Isola di cemento (2007)
Traduttore Bocchiola Massimo
Editore Feltrinelli (collana Universale economica)
Forare nel bel mezzo del traffico è un imprevisto che può capitare a chiunque. Forare e perdere il controllo della propria autovettura finendo in una scarpata nascosta fra le corsie è una evenienza sicuramente meno comune, ma è una situazione a cui si può porre comunque rimedio. Finire in una scarpata, distruggendo l’auto e ferendosi in modo più o meno grave alla gamba, senza avere la possibilità di chiedere soccorso perché vivi negli anni 70′ ed i cellulari ancora non esistono, le corsie sono troppo elevate e la scarpata nelle tue condizioni è un ostacolo invalicabile, mentre non puoi nemmeno contare sull’allarmismo di tua moglie che crede tu abbia deciso di allungare la permanenza presso la tua amante con quest’ultima intenta a pensare la stessa cosa ma all’opposto, è un quadro disastroso degno di un romanzo o di una pellicola cinematografica. Con L’Isola di cemento ci troviamo nel primo caso: si tratta di un romanzo breve scritto da James G. Ballard nel 1974, che ha per protagonista Robert Mailand, un architetto benestante vittima di uno sfortunato incidente (a dir poco apocalittico, ma il pretesto letterario si presta perfettamente al messaggio dell’autore), che gli costerà un lungo periodo di isolamento in un isola spartitraffico.

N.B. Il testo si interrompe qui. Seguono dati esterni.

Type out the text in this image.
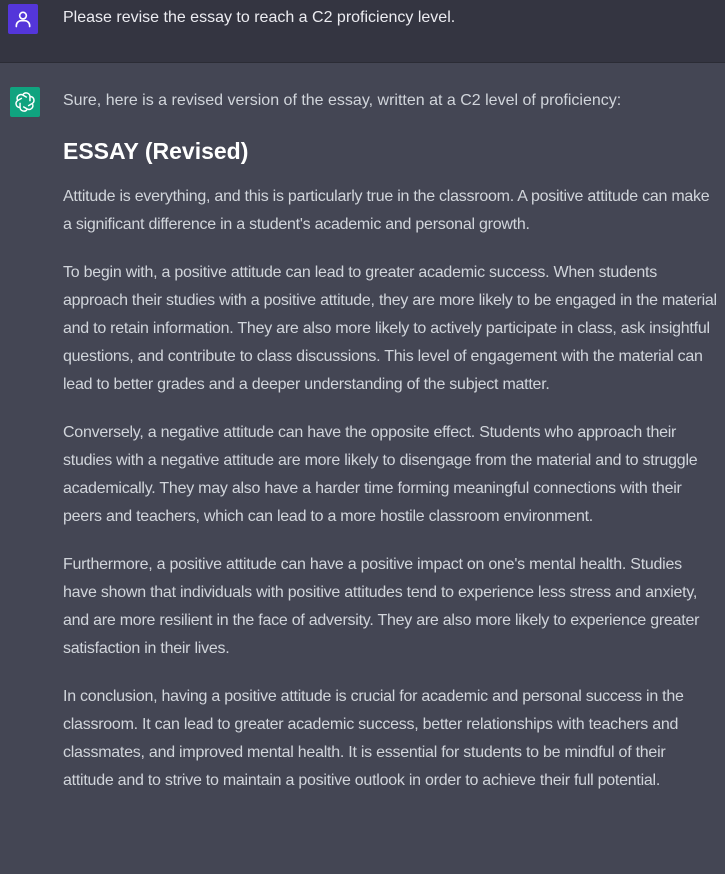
Please revise the essay to reach a C2 proficiency level.

Sure, here is a revised version of the essay, written at a C2 level of proficiency:

ESSAY (Revised)

Attitude is everything, and this is particularly true in the classroom. A positive attitude can make a significant difference in a student's academic and personal growth.

To begin with, a positive attitude can lead to greater academic success. When students approach their studies with a positive attitude, they are more likely to be engaged in the material and to retain information. They are also more likely to actively participate in class, ask insightful questions, and contribute to class discussions. This level of engagement with the material can lead to better grades and a deeper understanding of the subject matter.

Conversely, a negative attitude can have the opposite effect. Students who approach their studies with a negative attitude are more likely to disengage from the material and to struggle academically. They may also have a harder time forming meaningful connections with their peers and teachers, which can lead to a more hostile classroom environment.

Furthermore, a positive attitude can have a positive impact on one's mental health. Studies have shown that individuals with positive attitudes tend to experience less stress and anxiety, and are more resilient in the face of adversity. They are also more likely to experience greater satisfaction in their lives.

In conclusion, having a positive attitude is crucial for academic and personal success in the classroom. It can lead to greater academic success, better relationships with teachers and classmates, and improved mental health. It is essential for students to be mindful of their attitude and to strive to maintain a positive outlook in order to achieve their full potential.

La grottesca premessa ballardiana è il movente di un’analisi psicologica individuale (ed individualista) che gioca sulla falsa riga del Crusoe di Defoe, restituendo un naufrago postmoderno destabilizzato da eventi di cui non è più padrone. Maitland si muove fra i rottami della sua Jaguar -simbolo dell’estrazione sociale del protagonista – alla ricerca di un attrezzo che gli consenta di scalare la scarpata per chiedere aiuto alle auto di passaggio. La logica comune però si infrange sulle riflessioni del protagonista che capisce la vacuità del suo tentativo data l’elevata velocità degli automobilisti, che avrebbero comunque finito con lo scambiarlo per un barbone senza degnarlo di uno sguardo. Crusoe-Maitland è dunque relegato sull’isola, rassegnato a sperare in una guarigione che gli consenta di deambulare verso la propria salvezza. Nella mani di Ballard la materia narrativa che potrebbe prestarsi ad una novella strutturata secondo il classico premessa-movente-ostacoli-salvezza, viene totalmente stravolta. Mailand, dopo l’iniziale afflizione, finisce col diventare “parte” dell’isola, regredendo ad uno stadio primitivo, come una creatura in gabbia interessata esclusivamente alla propria sopravvivenza. L’esplosione della violenza animale (elemento onnipresente nella letteratura ballardiana, fortemente debitrice verso certi oscurantismi ballardiani), raggiunge l’acme quando Maitland scopre l’esistenza di una rudimentale abitazione mimetizzata fra la vegetazione abitata da un uomo ed una donna (forse una prostituta). Inutile dire che il nuovo Maitland finirà col sottomettere entrambi, divenendo il nuovo padrone dell’isola, in nome di una bestialità inconcepibile nell’incipit del romanzo.
L’Isola di cemento è la riproposizione del Robinson Crusoe nell’epoca delle automobili. Il paradossale esilio del protagonista, immerso nella civiltà, intrappolato in un suo manufatto eppure separato da essa da una semplice scarpata, si trasforma nell’analisi di quei meccanismi animali che dormono latenti nell’uomo contemporaneo, che per quanto emancipato e civilizzato non può non fare i conti con la propria natura.